In the wake of my last post, I was astonished to discover that later today an asteroid the size of an aircraft carrier will pass within a mere 323,00 kilometers of Earth.  (For those of you without sense of scale for either one of those numbers, that's something about 400 meters in diameter coming closer to Earth than the Moon.)

Asteroid 2005 YU55 will do its fly-by at 6:28 EST, and during its run it will be 11,000 kilometers within the Moon's orbit. By the standards of cosmic distance, that's like having a bullet get closer to your face than the tip of your nose - and in this case, the bullet is moving at 46,000 kph.

The good news is that according to the good people at NASA's Jet Propulsion Laboratory, there is no chance that this object will hit the Earth either during this visit or any time in the next 100 years.  Nonetheless, the idea of a chunk of rock the size of a city block getting that close makes me more than a little nervous.
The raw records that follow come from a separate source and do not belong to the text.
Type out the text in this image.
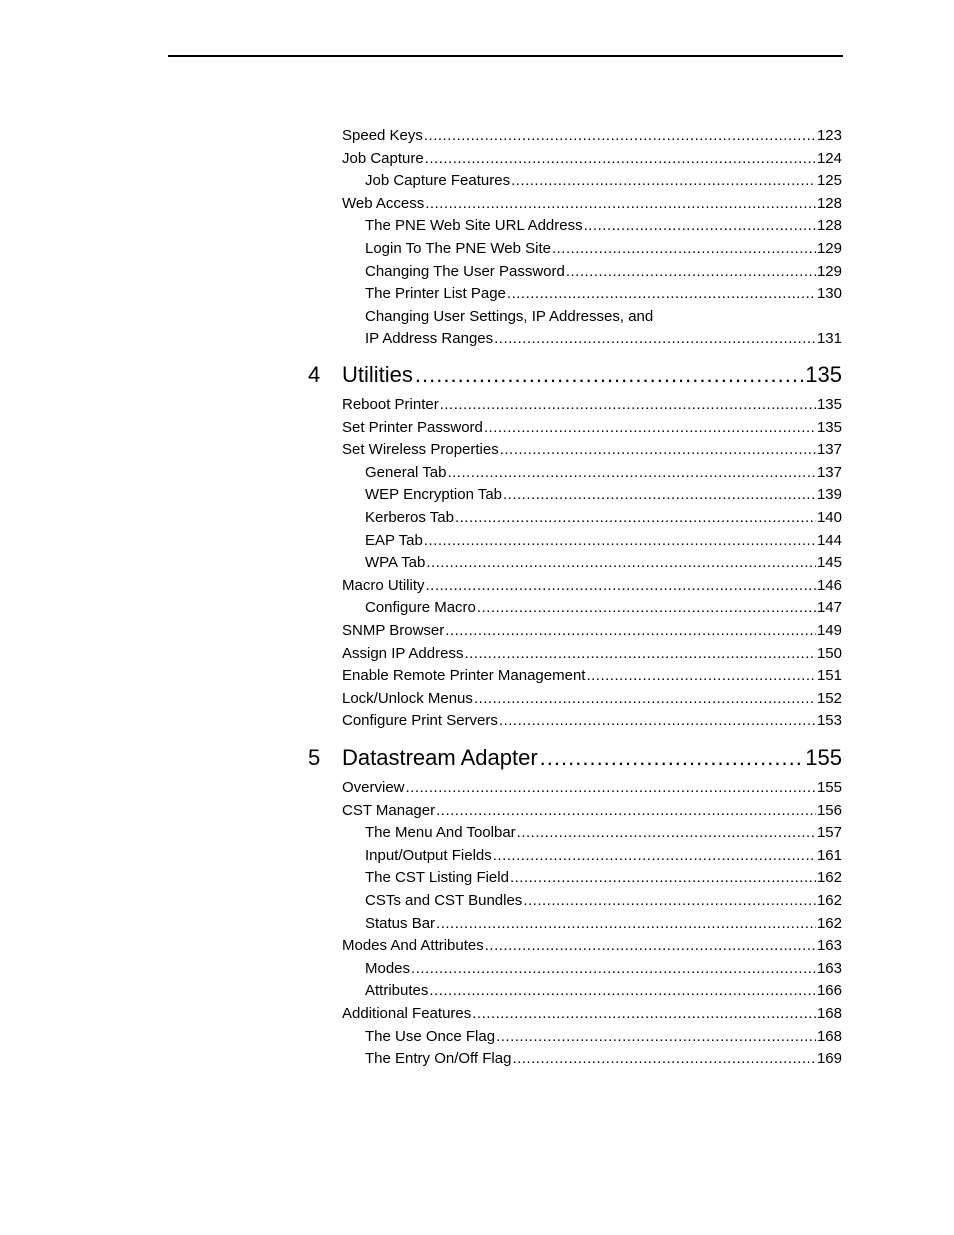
Speed Keys .....	123
Job Capture .....	124
Job Capture Features .....	125
Web Access .....	128
The PNE Web Site URL Address .....	128
Login To The PNE Web Site .....	129
Changing The User Password .....	129
The Printer List Page .....	130
Changing User Settings, IP Addresses, and
IP Address Ranges .....	131
4 Utilities .....	135
Reboot Printer .....	135
Set Printer Password .....	135
Set Wireless Properties .....	137
General Tab .....	137
WEP Encryption Tab .....	139
Kerberos Tab .....	140
EAP Tab .....	144
WPA Tab .....	145
Macro Utility .....	146
Configure Macro .....	147
SNMP Browser .....	149
Assign IP Address .....	150
Enable Remote Printer Management .....	151
Lock/Unlock Menus .....	152
Configure Print Servers .....	153
5 Datastream Adapter .....	155
Overview .....	155
CST Manager .....	156
The Menu And Toolbar .....	157
Input/Output Fields .....	161
The CST Listing Field .....	162
CSTs and CST Bundles .....	162
Status Bar .....	162
Modes And Attributes .....	163
Modes .....	163
Attributes .....	166
Additional Features .....	168
The Use Once Flag .....	168
The Entry On/Off Flag .....	169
However, the adjacency of YU55 to Earth logically suggests that it might just as easily have hit the Moon. (After all, the Moon is a sort of orbital poster child for impact craters - just look at it.) Hmmm...I wonder what the effects of a really big asteroid hit on the Moon would be?  Presumably a large enough hit might shatter it, making us the recipient of a lot of collateral damage from fragments.  A slow breakup might give us an orbital ring à la Saturn.  But I think it's unlikely we'd get something that looked anything at all like the half-completed Death Star from Return of the Jedi, as much as I hate to disappoint you Star Wars fans.